The church at Valojoulx

The church at Valojoulx, like the one at St. Amand-de-Coly, was covered in tarpaulin and being extensively renovated. Unfortunately, there was no chance of going inside. We put our feet under a table – a picnic table, for lunch. Valojoulx has a swathe of them around its salles de fêtes. Luckily there was one in the shade of la salle – it had remained sunny and was beginning to get hot. Hard to imagine that we had awoken to frost on the previous morning.

From Valojoulx, there was just one last ridge before we reached Sergeac – a climb through woods scattered with shanty dwellings, to the hamlet of Le Caillou, and then a walk along the ridge to La Voulperie. This second hamlet is within the commune of Sergeac. As we dropped down to cross La Seignolle, a stream that feeds into the Vézère, we were made aware of just how hot it was when there was no recourse to shade. The bridge over the stream used to be a delightful place, but the trees on the banks have been lopped down, and a pond has been created close to La Seignolle. Mother Nature modified by a very heavy hand.

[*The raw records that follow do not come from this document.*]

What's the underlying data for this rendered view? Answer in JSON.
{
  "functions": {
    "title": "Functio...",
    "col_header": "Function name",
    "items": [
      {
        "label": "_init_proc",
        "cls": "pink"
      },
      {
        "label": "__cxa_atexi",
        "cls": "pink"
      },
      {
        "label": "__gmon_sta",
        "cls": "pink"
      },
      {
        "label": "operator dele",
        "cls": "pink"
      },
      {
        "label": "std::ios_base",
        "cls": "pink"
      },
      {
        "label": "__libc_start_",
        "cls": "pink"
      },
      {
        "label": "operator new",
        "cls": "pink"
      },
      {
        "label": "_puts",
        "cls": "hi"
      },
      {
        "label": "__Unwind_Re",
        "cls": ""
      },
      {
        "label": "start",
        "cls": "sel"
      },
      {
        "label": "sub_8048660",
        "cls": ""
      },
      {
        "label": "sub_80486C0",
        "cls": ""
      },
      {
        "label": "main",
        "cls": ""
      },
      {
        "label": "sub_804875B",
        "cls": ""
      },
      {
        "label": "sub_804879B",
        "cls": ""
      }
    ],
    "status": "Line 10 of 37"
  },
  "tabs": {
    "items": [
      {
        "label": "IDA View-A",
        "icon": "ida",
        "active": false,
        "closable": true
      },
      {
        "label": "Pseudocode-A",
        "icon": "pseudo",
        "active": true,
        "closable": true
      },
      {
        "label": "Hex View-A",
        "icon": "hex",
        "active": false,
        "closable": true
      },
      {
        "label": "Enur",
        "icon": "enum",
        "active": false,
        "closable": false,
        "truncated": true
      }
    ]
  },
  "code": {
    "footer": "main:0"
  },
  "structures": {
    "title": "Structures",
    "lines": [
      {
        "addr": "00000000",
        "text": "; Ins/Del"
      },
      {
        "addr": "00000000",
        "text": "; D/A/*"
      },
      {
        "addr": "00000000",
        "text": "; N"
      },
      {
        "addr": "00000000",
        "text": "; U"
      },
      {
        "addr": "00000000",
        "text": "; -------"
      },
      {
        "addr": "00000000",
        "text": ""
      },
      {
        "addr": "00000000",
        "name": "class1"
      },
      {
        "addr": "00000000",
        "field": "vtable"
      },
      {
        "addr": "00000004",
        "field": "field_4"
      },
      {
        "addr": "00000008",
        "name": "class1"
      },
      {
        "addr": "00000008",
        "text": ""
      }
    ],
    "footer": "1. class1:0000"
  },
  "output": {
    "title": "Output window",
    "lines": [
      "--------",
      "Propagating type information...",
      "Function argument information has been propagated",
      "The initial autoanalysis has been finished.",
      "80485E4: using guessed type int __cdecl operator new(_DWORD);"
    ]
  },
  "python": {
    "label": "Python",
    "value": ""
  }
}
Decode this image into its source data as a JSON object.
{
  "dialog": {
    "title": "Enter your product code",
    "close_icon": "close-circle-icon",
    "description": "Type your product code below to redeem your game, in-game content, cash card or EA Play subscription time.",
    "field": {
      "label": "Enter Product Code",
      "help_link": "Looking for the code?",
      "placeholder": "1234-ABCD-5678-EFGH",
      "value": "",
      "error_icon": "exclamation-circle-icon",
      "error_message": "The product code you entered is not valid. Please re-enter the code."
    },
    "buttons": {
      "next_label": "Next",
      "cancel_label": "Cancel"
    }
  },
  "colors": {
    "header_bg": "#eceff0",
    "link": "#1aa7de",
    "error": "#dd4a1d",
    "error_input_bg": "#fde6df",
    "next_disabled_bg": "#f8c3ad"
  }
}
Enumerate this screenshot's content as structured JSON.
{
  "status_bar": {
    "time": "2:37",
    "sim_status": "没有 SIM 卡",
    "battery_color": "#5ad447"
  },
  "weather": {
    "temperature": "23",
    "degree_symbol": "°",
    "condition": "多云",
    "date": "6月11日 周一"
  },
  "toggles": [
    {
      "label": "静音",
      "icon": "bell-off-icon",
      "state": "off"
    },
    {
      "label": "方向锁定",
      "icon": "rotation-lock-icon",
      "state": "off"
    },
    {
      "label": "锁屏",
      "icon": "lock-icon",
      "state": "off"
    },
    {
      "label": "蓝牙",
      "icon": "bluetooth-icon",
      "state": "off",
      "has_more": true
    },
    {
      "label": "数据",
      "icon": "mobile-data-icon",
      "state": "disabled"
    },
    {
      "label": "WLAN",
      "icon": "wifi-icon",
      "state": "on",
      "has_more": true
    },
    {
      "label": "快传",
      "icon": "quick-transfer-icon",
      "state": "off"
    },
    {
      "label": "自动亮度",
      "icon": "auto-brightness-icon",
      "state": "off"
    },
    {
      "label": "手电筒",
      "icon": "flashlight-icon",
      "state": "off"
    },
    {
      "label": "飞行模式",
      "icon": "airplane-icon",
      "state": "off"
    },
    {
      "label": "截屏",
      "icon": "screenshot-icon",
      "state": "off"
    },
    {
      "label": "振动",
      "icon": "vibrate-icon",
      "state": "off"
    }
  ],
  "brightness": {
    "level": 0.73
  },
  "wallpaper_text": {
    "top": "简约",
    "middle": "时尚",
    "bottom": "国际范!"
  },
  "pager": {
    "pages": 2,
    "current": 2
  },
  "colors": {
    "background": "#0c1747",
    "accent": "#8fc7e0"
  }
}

But we were soon marching into the tiny village with its old château and imposing, fortified church, both wrapped in tarpaulin; the latter’s roof being repaired apparently at a snail’s pace; the former, privately owned, has recently been sold…. and bought. It’s roof has been crumbling for years. It is made of lauzes – flat pieces of limestone, and their is a shortage of this material at the moment. I have it from a reliable source that the new owner would like to use tiles. But, as the château is classified as an historical monument, he may not be allowed to do so. This tarpaulin could run and run!

Our place, The Barn, is tucked in between château and church. The good weather had remained with us all day – so I cut the grass; we sat outside with Chris (Julia’s brother who lives at Castel Merle, just outside Sergeac) sipping beer, contemplating the second half of our walk. The weather forecast for the morrow was apparently grim. But I think that it would be fair to say that we underestimated just how grim it would get!